Today we talk about "Colitis"

"Colitis" is a chronic digestive disease characterized by inflammation of the inner lining of the colon. "Colitis" means the colon is inflamed or irritated and can be caused by many things such as infections from viruses or bacteria, loss of blood supply in the colon, IBD and invasion of the colon wall with collagen or lymphocytic white blood cells. These are all possible causes of an inflamed and "swollen colon".

So how do we know if we have it and what does colitis poop look like???

Well . . . Stool-related symptoms include diarrhea and bloody stool that may be bright red, pink or tarry. And the severity of bloody stools or diarrhea depends on the degree of inflammation and "ulceration" in the colon.

Now the good news is . . . most infections will resolve themselves with or without specific treatment and often do not require antibiotics. Yet just another reason we need our immune system functioning properly.

Okay . . . so next up . . . "Ulcerative colitis". This is an IBD (irritable bowel disease) that causes the colon (large intestine) to become red and swollen also. The redness and swelling can last for a few weeks or for several months. And "ulcerative colitis" always involves the last part of the colon.

But "Ulcerative colitis" is more severe than "colitis" because it is not caused by an infection and is lifelong.

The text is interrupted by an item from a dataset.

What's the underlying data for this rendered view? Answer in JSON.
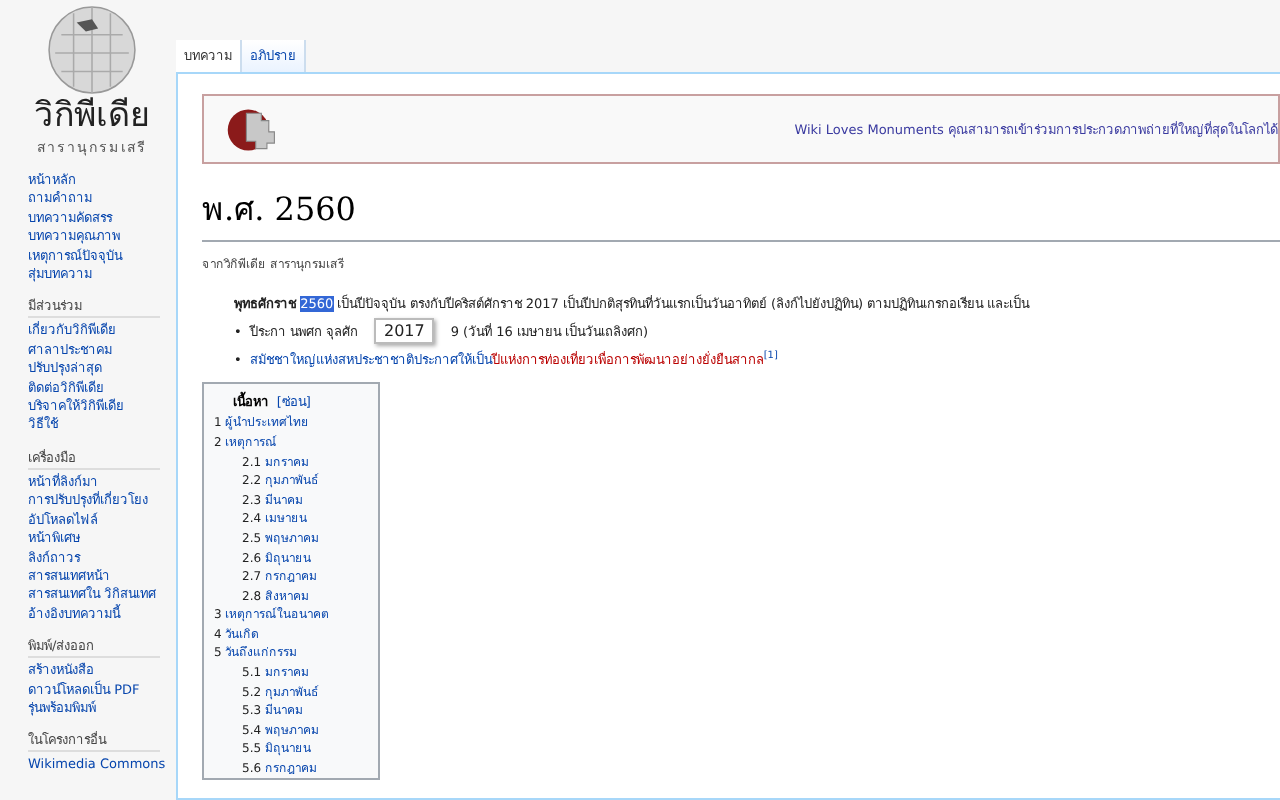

So you ask . . . how do we get "ulcerative colitis" if it's not an infection???

Well . . . when the immune system tries to fight off an invading virus or bacterium like it normally would with "colitis" . . . an abnormal immune response causes the immune system to attack the cells in the digestive tract also. It's a miscommunication of cells and the immune system.

Now . . . Conventionals treatments for "ulcerative colitis" include medications such as nonsteroidal anti-inflammatory drugs, immune system suppressors and steroids to control inflammation and other symptoms of this condition. And in very severe cases . . . surgery to remove the colon and recum if medication doesn't prove effective.